The main problem spot for Chief Kilgore is the north park camping area, across the street from the track's main entrance. There, camping is still free and still first-come, first-served. At night so many campfires are burning that it seems a thick acrid fog has descended. Blue police lights flash where there's trouble.

Just before midnight on Friday, a steady stream of arrests came from the north park area. A bare-chested man in muddy jeans sat on a bench, his arms handcuffed behind his back. A few minutes later he was fingerprinted and booked on a disorderly conduct charge for fighting.

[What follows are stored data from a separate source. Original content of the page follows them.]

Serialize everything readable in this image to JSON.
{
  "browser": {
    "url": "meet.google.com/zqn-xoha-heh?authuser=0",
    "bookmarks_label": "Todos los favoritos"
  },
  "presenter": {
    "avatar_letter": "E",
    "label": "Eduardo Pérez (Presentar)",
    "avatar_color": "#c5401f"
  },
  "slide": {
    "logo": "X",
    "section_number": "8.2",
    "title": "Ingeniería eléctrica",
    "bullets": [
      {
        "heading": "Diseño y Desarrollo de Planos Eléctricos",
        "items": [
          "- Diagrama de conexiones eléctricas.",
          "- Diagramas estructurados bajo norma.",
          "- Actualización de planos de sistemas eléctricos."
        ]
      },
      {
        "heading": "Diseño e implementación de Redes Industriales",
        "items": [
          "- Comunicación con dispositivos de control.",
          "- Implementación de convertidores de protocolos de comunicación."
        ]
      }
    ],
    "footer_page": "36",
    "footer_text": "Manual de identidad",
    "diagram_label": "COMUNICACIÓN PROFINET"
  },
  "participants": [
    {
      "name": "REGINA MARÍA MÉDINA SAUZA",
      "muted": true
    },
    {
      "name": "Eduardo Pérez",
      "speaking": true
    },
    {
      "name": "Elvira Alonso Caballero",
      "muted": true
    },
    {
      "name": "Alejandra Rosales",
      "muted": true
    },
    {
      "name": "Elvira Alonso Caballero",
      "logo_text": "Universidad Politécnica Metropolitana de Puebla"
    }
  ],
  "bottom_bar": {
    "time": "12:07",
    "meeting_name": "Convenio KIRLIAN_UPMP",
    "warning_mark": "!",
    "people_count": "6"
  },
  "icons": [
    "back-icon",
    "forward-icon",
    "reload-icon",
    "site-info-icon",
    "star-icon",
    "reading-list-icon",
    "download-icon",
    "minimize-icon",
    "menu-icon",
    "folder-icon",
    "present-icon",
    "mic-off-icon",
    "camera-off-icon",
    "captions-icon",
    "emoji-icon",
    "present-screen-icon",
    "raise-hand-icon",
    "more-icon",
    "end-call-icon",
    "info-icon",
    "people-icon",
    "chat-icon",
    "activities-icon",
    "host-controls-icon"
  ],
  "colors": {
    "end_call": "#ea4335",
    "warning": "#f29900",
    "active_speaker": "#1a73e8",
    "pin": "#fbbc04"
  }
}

Later he was to enter a plea before a magistrate: The county clerk's office sets up shop in the security office, too. "We offer one-stop shopping," Chief Kilgore explained.

All told, about 30 people were arrested on Friday. The most serious incident involved Ted Foster, 28, an owner of a lighting business in San Diego, who was camping in the north park. Around 2 a.m., there was an altercation between a woman and her father. Mr. Foster intervened. The next thing he knew, a woman was hitting him on the head with a beer bottle. When he fought her back, she pulled a knife.

Waiting in the security office Saturday morning to ask if police were investigating the incident, Mr. Foster lifted his new Talladega T-shirt to reveal a four-inch line of stitches just below his chest. He had spent the night in the hospital. "The doctor said I was lucky. It was deep and almost reached my lung," he said.

Police told Mr. Foster that they had found the woman but that she and several other people claimed Mr. Foster started the fight. Since everybody involved had been drinking, Mr. Foster included, the police couldn't tell which version was the truth and no one would be charged.

That night, with the crowd growing and getting more pumped-up as race day neared, was much busier than Friday. Chief Kilgore, wearing a maroon shirt with a gold star embroidered over one chest pocket, was on the job late into the morning hours. A total of 120 people were arrested.

By noon on Sunday, things were quiet. Three women staffers sat sipping coffee, the cell was empty and in the distance race cars revved their engines in preparation for the start of the race.